Healthcare analytics - Healthcare Industry Lens

Healthcare analytics

Healthcare delivery systems, payors, and service providers use analytics for a range of purposes, such as revenue cycle management, quality management, and process improvement. These entities generate, analyze, and exchange large volumes of data. The health data processed spans a diverse set of domains, including clinical, finance, supply chain, human resources, research and more. The volume and variety of data processed by analytics is steadily increasing, making extensible, elastic, cloud-based architectures increasingly attractive.

Healthcare analytics architectures have the following characteristics:

  • Source data is ingested from upstream sources such as EHRs using bulk and streaming protocols. The raw data is oftentimes persisted for data lineage and reprocessing. For example, raw HL7 v2 messages, EDI transactions for claims, genomic variant data, medical images, faxed or scanned documents, and so on are ingested and stored for downstream processing, oftentimes for multiple, disparate use-cases (such as input data for AI/ML inferencing, dashboards, forecasting, and sharing).

  • Data transformations create derived datasets by applying structural and semantic transforms and linking data from different tables, systems, or domains. During this process, the data can be mapped to standard clinical terminologies (such as SNOMED, ICD, CPT, and NDC) to provide consistency for downstream consumers of the data. Transformation jobs may include machine learning steps such as OCR of scanned or faxed documents, transcription of voice recording, or natural language processing of clinical text. Additionally, these transformations may include steps to reduce the fidelity of the data for specific use cases, such as generating de-identified or limited datasets for research use cases.

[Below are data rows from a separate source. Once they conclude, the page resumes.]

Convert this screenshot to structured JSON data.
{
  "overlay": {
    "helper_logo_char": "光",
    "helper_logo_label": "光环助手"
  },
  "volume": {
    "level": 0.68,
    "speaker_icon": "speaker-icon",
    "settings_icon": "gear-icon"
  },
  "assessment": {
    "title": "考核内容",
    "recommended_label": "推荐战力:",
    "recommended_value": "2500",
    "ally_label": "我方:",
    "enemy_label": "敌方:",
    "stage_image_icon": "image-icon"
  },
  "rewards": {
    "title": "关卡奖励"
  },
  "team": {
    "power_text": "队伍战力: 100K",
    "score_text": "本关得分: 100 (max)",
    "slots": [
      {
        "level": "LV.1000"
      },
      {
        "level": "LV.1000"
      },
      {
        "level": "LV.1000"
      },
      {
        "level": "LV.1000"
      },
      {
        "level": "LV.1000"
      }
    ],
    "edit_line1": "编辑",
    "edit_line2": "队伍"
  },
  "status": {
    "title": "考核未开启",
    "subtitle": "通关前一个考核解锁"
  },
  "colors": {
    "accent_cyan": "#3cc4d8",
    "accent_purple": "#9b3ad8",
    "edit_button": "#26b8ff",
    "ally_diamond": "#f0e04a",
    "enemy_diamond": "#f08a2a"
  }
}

  • Business logic runs on the derived data to generate actionable insights. Late binding approaches for the data schema enable a more agile approach and avoids large, upfront investments in heavy ETL. Results are sent to one or more purpose-built data stores.

  • Various stakeholders consume the data to glean insights. Data consumers are often diverse, ranging from non-technical reviewers of business intelligence dashboards, to researchers running deep learning algorithms.

  • Data remains encrypted at-rest and in-transit throughout the entire process. Identity and access controls are enforced so that access to sensitive health data is limited appropriately. All data assets can be recorded in a centralized Data Catalog to promote data discovery and reuse.